Larry Ellison, at 80 years old, seems determined to bet Oracle's future on one last grand play. But the math doesn't lie: with a 500% debt-to-equity ratio and junk bonds, this bet is more likely to destroy Oracle than save it.
The 30,000 employees who will lose their jobs deserved better. They deserved a company that found ways to compete without sacrificing its people.
Instead, they'll be victims of a desperate bet for a future Oracle will probably never reach.
Frequently Asked Questions (FAQs)
How many employees will Oracle lay off in 2026?
Oracle plans to lay off between 20,000 and 30,000 employees, representing 10% to 18.5% of its total workforce of 162,000 workers. The goal is to save between $8 billion and $10 billion to finance the construction of artificial intelligence data centers.
Why does Oracle need layoffs to finance its AI data centers?
Oracle faces a financing crisis: their debt-to-equity ratio has reached 500%, their bonds trade like junk, and US banks refuse to lend money for infrastructure projects. Blue Owl, a private credit fund, rejected financing the $10 billion Michigan project.
What is the Stargate project and how does it affect Oracle?

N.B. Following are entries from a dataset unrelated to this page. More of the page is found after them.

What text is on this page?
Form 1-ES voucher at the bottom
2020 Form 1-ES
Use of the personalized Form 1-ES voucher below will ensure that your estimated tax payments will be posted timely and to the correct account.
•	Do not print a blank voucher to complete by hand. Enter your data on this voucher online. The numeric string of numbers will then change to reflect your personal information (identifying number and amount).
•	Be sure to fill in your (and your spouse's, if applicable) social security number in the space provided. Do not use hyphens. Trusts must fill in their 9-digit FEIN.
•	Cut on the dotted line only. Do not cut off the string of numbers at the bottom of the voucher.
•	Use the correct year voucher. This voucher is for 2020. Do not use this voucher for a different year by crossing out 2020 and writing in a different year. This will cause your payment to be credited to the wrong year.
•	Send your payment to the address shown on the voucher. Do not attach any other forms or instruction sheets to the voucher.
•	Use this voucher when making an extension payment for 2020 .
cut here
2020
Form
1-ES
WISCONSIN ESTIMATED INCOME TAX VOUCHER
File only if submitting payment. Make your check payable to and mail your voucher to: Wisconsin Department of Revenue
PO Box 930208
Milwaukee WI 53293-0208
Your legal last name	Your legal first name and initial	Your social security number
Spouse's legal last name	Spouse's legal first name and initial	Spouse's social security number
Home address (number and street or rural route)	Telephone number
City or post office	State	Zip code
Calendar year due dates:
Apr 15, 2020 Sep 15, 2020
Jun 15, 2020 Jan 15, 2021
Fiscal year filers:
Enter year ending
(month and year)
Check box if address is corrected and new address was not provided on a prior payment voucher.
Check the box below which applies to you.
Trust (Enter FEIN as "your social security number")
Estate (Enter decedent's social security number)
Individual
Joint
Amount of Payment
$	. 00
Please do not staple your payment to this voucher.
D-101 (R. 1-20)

Stargate is a $300 billion five-year collaboration to build AI infrastructure in the United States, with Oracle as a key partner. However, OpenAI is diversifying its workloads to Microsoft ($250 billion) and Amazon ($38 billion), creating uncertainty about the agreement's future.
Will Oracle sell Cerner?
It's very likely. Oracle acquired Cerner, a healthcare platform, for $28.3 billion in 2022. Given the urgent need for liquidity and that Cerner isn't part of Oracle's core business (cloud and databases), a sale seems inevitable in the next 12-18 months.
How are the layoffs being executed at Oracle?

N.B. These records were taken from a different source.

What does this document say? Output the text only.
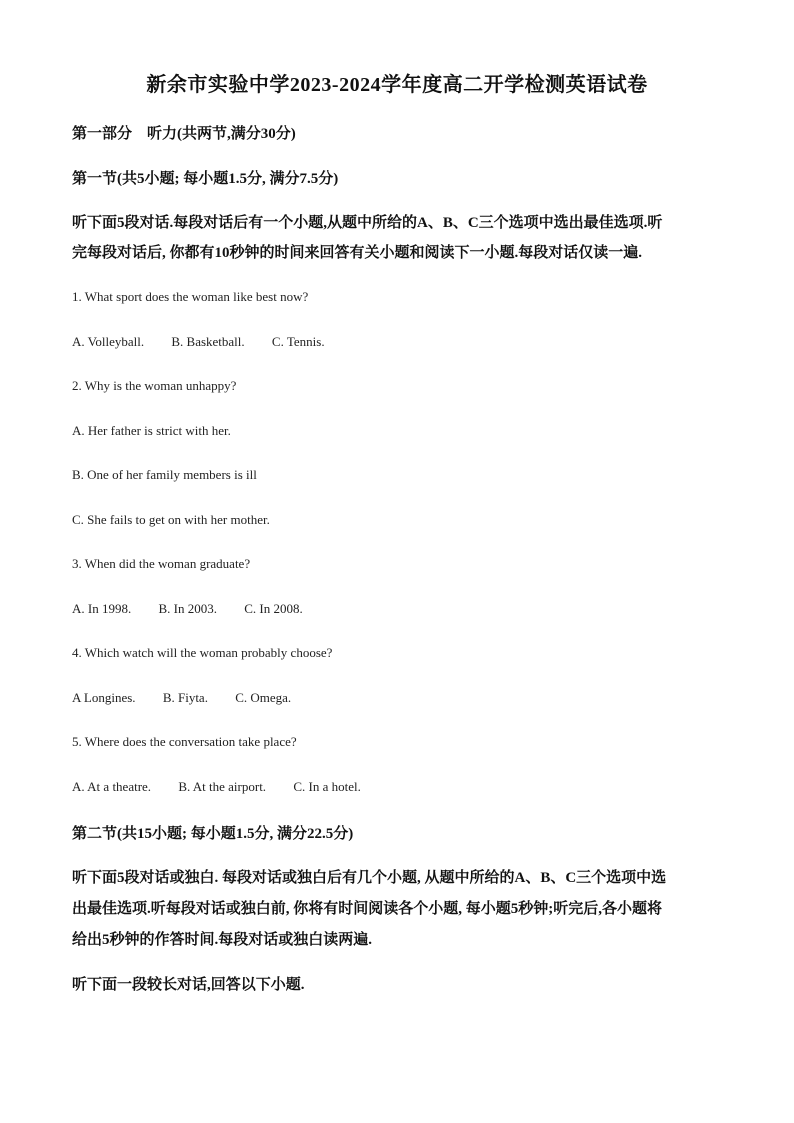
新余市实验中学2023-2024学年度高二开学检测英语试卷
第一部分　听力(共两节,满分30分)
第一节(共5小题; 每小题1.5分, 满分7.5分)
听下面5段对话.每段对话后有一个小题,从题中所给的A、B、C三个选项中选出最佳选项.听
完每段对话后, 你都有10秒钟的时间来回答有关小题和阅读下一小题.每段对话仅读一遍.
1. What sport does the woman like best now?
A. Volleyball. B. Basketball. C. Tennis.
2. Why is the woman unhappy?
A. Her father is strict with her.
B. One of her family members is ill
C. She fails to get on with her mother.
3. When did the woman graduate?
A. In 1998. B. In 2003. C. In 2008.
4. Which watch will the woman probably choose?
A Longines. B. Fiyta. C. Omega.
5. Where does the conversation take place?
A. At a theatre. B. At the airport. C. In a hotel.
第二节(共15小题; 每小题1.5分, 满分22.5分)
听下面5段对话或独白. 每段对话或独白后有几个小题, 从题中所给的A、B、C三个选项中选
出最佳选项.听每段对话或独白前, 你将有时间阅读各个小题, 每小题5秒钟;听完后,各小题将
给出5秒钟的作答时间.每段对话或独白读两遍.
听下面一段较长对话,回答以下小题.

According to employee reports, layoffs are being conducted via Zoom video calls, with cold communications and immediate loss of system access. Employees completely lose RSUs (restricted stock units) that haven't vested, which can represent tens of thousands of dollars.
How much debt has Oracle recently accumulated?
In just two months, Oracle has accumulated $58 billion in additional debt. Combined with pre-existing debt from the Cerner acquisition and other commitments, the company's financial situation is precarious, with a 500% debt-to-equity ratio.
Conclusion: The Human Cost of a Desperate Bet
Oracle is executing what could be the most serious strategic error in its history. Firing 30,000 employees to finance an AI race they've probably already lost is a decision that will have consequences for years.
The numbers are clear:
- $58 billion in debt accumulated in 2 months
- 500% debt-to-equity ratio
- -50% stock drop since September
- 30,000 employees who will pay the price
While Microsoft, Amazon, and Google build the AI future with healthy balance sheets and unlimited access to capital, Oracle tries to compete by firing people and accumulating debt.
My verdict is clear: this strategy won't save Oracle. It will only prolong their agony while destroying tens of thousands of careers and families.
Larry Ellison dreamed that Oracle would lead the AI revolution. Instead, his company will be remembered as the example of how NOT to compete in the artificial intelligence market.
To the 30,000 affected employees: I'm sorry. You deserved better leadership and better strategy. Instead, you became victims of a bet that should never have been made.